The 400 pages of invoices and receipts that Dottore and his lawyers filed in court detail the final months of Dream Center’s downward spiral, as he and his employees traveled the country meeting with college leaders, taking stock of failing campuses and facing dismayed students.

In early February, Charlie Dottore took a two-day trip to Phoenix that cost $2,800, including $1,079 at the W Hotel in Scottsdale, a $155 dinner at Mastro’s Steakhouse and more than $300 for Uber rides. Later that month, Mark Dottore booked a $645 one-night stay in the Executive King suite at the Moxy Hotel in Atlanta.

In late February, Charlie Dottore was back in Phoenix, spending $1,171.85 for two nights in a hotel and $420 on car trips. At the same time, Mark Dottore was in San Francisco, spending spent $572 for a night at the Claremont Club & Spa in nearby Berkeley and $433 on car rides.

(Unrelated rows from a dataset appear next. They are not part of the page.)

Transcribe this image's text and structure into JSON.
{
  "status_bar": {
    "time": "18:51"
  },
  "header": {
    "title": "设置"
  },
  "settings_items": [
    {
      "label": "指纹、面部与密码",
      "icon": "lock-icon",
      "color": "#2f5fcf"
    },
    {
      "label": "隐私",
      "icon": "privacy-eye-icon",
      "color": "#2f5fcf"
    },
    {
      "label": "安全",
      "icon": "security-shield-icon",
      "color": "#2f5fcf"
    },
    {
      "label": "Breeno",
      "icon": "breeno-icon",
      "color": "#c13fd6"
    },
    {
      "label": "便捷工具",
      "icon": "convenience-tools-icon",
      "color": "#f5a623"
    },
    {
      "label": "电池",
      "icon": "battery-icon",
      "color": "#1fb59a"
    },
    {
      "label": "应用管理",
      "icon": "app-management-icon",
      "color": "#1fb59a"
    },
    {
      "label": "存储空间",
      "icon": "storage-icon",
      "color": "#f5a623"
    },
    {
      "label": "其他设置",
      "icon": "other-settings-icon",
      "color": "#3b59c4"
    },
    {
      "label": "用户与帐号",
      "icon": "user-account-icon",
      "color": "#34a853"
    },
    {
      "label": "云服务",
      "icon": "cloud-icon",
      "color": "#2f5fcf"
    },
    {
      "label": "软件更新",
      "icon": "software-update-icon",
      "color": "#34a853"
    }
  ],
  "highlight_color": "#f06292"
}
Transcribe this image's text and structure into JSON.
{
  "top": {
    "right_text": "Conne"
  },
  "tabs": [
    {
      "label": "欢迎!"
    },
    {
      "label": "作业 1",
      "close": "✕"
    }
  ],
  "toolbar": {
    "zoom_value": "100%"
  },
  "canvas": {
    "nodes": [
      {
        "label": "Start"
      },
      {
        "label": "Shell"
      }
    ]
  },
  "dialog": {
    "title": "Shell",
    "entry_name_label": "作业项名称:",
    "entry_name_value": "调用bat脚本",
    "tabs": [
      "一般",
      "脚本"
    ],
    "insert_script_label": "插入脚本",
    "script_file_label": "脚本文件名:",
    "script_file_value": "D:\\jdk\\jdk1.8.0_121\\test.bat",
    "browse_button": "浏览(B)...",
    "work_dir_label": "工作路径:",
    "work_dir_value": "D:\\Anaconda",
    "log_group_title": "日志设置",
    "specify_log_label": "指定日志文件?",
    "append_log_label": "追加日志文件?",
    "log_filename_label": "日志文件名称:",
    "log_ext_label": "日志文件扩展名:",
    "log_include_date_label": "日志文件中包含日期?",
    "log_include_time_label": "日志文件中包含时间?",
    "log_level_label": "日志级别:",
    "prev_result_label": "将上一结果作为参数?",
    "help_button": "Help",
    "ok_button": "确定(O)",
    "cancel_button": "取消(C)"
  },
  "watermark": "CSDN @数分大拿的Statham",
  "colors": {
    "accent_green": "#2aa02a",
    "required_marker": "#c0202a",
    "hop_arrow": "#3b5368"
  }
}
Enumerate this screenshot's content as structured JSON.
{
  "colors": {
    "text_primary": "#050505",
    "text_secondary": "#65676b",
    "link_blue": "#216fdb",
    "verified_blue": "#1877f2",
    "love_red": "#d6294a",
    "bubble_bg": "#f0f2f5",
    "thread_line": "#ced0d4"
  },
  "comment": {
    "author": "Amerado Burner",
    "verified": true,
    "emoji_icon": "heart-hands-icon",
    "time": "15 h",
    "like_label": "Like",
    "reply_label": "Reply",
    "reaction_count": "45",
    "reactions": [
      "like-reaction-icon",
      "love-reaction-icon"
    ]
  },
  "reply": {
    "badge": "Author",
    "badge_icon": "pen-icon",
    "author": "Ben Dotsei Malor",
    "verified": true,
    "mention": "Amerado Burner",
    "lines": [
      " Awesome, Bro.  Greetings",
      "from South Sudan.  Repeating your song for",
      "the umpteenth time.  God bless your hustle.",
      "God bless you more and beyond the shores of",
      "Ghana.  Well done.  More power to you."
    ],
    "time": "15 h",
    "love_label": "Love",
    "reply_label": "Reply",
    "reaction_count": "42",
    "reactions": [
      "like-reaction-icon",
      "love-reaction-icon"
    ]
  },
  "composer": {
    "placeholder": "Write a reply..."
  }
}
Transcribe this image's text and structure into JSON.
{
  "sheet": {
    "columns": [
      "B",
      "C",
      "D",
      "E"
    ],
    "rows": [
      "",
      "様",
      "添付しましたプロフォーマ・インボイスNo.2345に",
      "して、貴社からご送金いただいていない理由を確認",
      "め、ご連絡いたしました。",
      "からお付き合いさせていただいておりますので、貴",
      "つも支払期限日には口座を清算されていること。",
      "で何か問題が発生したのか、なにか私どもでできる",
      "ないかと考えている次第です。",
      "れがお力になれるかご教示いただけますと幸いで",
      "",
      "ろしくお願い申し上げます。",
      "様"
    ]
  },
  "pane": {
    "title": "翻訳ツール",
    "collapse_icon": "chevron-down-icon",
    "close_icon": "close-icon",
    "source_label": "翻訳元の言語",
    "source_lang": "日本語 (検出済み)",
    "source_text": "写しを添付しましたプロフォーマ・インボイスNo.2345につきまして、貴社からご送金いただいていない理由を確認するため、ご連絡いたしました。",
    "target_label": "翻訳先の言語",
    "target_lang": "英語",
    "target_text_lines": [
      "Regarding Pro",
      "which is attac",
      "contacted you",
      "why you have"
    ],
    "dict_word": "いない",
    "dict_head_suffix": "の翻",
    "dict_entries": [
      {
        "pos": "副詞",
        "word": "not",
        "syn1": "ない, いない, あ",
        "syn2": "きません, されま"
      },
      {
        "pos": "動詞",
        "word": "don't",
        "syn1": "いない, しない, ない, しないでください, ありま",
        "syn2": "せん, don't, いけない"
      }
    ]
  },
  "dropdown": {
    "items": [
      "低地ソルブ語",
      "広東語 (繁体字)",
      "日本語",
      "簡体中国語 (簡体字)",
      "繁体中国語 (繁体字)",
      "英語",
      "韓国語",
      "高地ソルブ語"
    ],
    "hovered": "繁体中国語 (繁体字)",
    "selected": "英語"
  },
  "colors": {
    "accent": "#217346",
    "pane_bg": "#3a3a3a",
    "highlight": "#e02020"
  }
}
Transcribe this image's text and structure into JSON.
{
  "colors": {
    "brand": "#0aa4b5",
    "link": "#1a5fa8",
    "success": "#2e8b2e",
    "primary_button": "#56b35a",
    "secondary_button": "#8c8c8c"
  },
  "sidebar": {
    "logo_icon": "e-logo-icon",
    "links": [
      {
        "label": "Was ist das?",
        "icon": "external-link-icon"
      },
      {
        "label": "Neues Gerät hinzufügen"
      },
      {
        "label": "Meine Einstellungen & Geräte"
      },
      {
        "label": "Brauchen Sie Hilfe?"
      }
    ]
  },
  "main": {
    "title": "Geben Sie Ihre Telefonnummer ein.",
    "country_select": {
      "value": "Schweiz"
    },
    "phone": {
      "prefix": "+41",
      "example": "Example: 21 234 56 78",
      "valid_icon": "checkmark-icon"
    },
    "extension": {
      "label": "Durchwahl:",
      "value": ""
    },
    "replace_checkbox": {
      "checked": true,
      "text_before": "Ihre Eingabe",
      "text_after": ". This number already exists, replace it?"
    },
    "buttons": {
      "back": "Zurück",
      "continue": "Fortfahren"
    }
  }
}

“I get paid by the hour. There is no big rainbow at the end of this for me,” Dottore said in February at an open forum at Argosy’s campus in Chicago,. “And by the way, when I put my fees on, you could all object and say, ‘Don’t pay him.’ Would you go to work every day knowing that somebody could just stand up and say, ‘This guy’s worthless,’ and not pay you?”

A student interrupted: “That’s what we’re doing now. We’re coming here, and we’re not getting anything.”

Dottore responded, “You’re getting educated.”

Two weeks later, he closed the school.